Dia menjelaskan, alasan KPU menyatakan partainya bukan sebagai partai pengusul pasangan capres dan cawapres Jokowi-Maaruf, karena berdasarkan UU Pemilu, parpol yang berhak mengusulkan pasangan adalah peserta pemilihan di periode sebelumnya dan gabungan partai yang memenuhi threshold tertentu. Karena itu, partainya tidak termasuk di dalamnya.
“Walau begitu, kami tetap menargetkan menang di Pemilu 2019. Target kemenangan itu, lantaran kami ingin mengusung nama presiden dari partai sendiri. Meskipun nama presiden itu bukan dari partai kami. Namun, kami ingin mengusulkan nama berdasarkan jejak pendapat dari para kadernya. Makanya, di Pilpres mendatang kami perlu mendapatkan 20 persen suara,” ungkapnya.
Grace mengklaim, partainya mengusung sistem politik yang antikorupsi.
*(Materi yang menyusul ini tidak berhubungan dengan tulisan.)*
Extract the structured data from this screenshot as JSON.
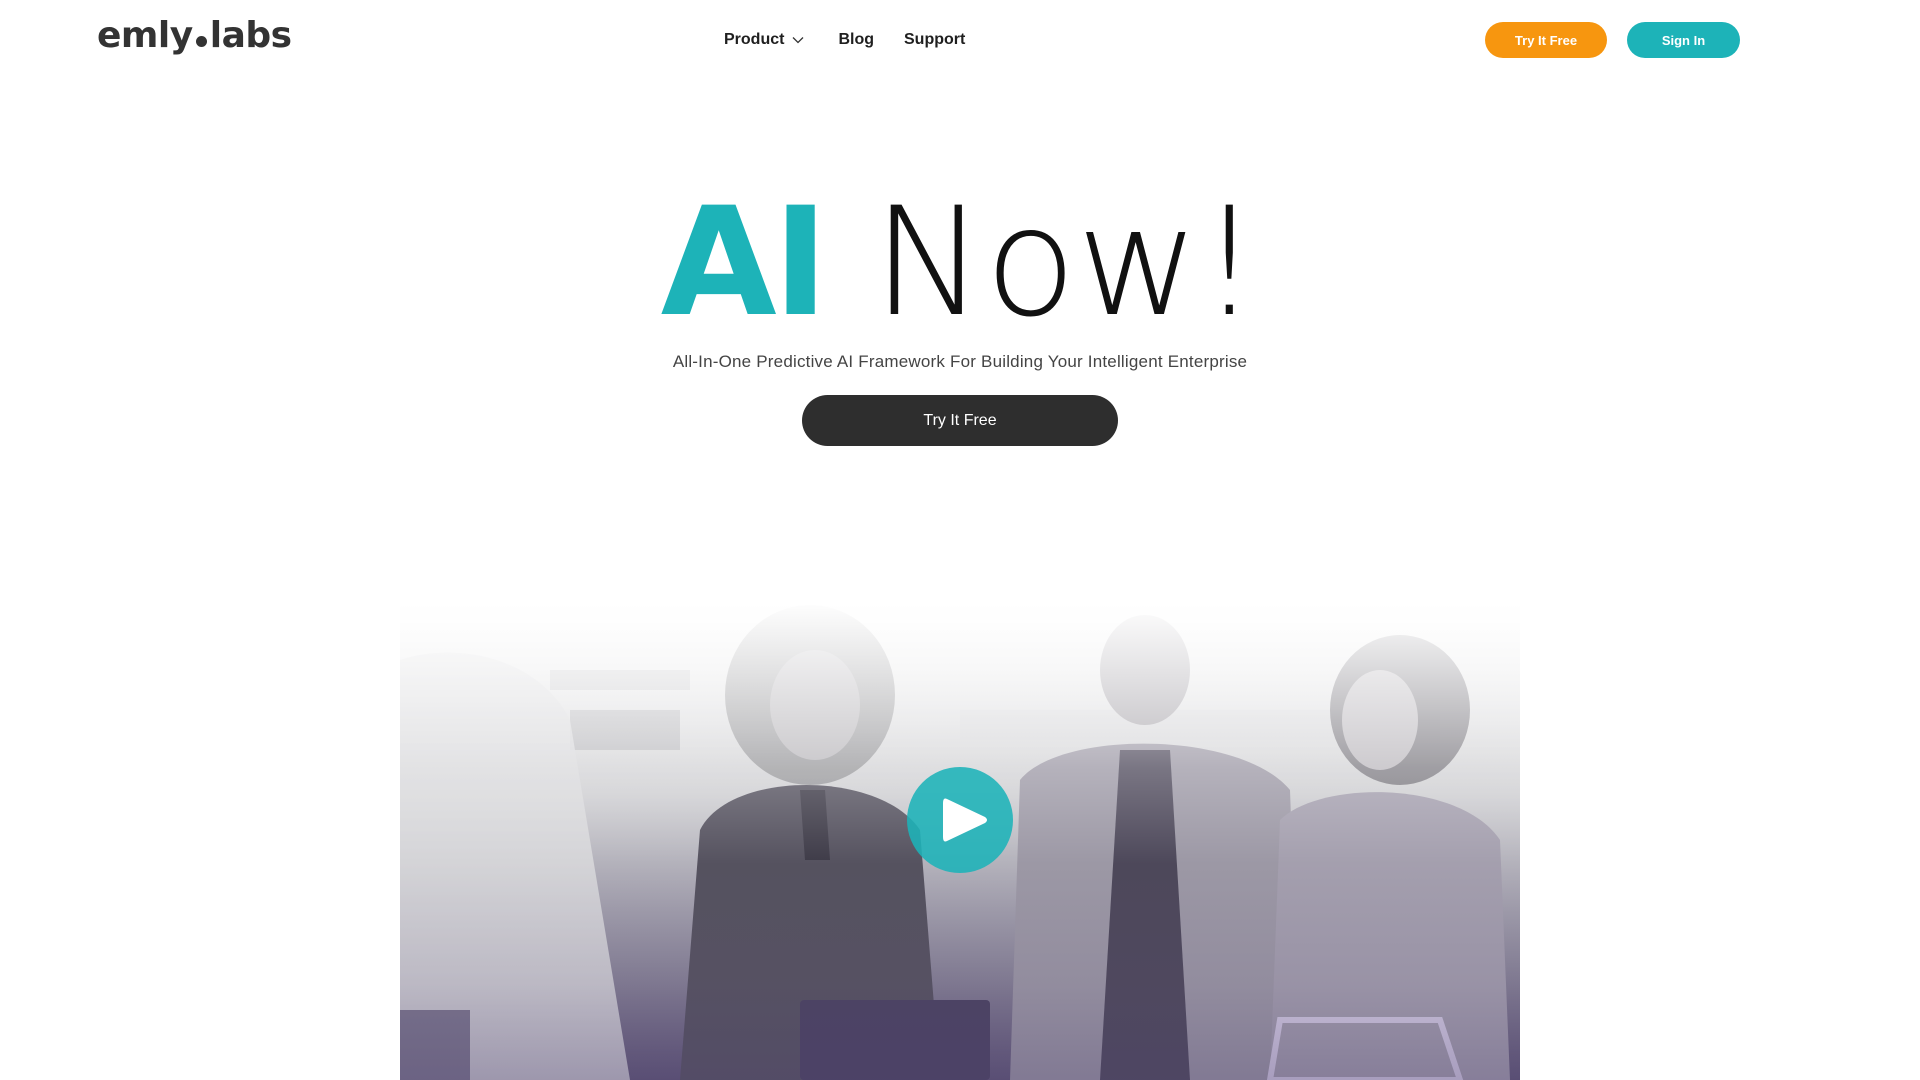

Oleh sebab itu, pihaknya melakukan perekrutan kader dan calon legislator yang baik. Apalgi, partainya terbuka untuk semua orang yang ingin memperbaiki Indonesia. Bahkan, bagi masyarakat yang ingin menjadi caleg dari partainya tidak akan dimintai uang formulir, uang saksi, atau uang apapun. Sistem rekrutmen ini menjadi strategi yang efektif untuk meraih kepercayaan publik.
“Mata uang yang berlaku di partai kami adalah kompetensi dan integritas. Apalagi, caleg dari partainya akan diseleksi oleh juri-juri yang independen. Proses perekrutannya pun akan dikawal secara langsung lewat media. Makanya, kami yakin bisa menang di Pilpres mendatang. Karena, tidak ada satupun partai yang melakukan perekrutan caleg seperti kami. Selama ini yang publik tahu, hanya ada harganya dan uang mahar dalam mekanisme perekrutan,” paparnya.
Menurutnya, dengan situasi seperti itu, tak heran kepercayaan publik terhadap partai politik dan Dewan Perwakilan Rakyat (DPR) terus menurun. Bahkan dalam 10 terakhir ini, survei membuktikan bahwa parpol dan DPR menjadi dua hal yang menduduki peringkat terendah dalam hal kepercayaan publik. Padahal, seharusnya parpol dan DPR bisa menjadi rumah rakyat yang dirindukan semua orang apalagi ditengah Indonesia gencar membangun alam demokrasi.
“Rendahnya kepercayaan publik terhadap parpol dan DPR bisa jadi akibat platform parpol dan DPR yang tidak sesuai harapan rakyat. Mulai dari politik uang, isu mahar politik hingga banyaknya elite politik yang berganti-ganti parpol serta isu korupsi. Padahal, keberadaan parpol di Indonesia menjadi pengambil keputusan tertinggi dibanding lembaga lain yang ada. Bahkan seorang calon presiden (Capres) tidak memiliki kekuasaan sehebat parpol. Sebab, Capres tidak memiliki hak prerogatif untuk menentukan sendiri calon wakilnya. Ujung-ujungnya harus nurut apa keputusan parpol,” tegasnya.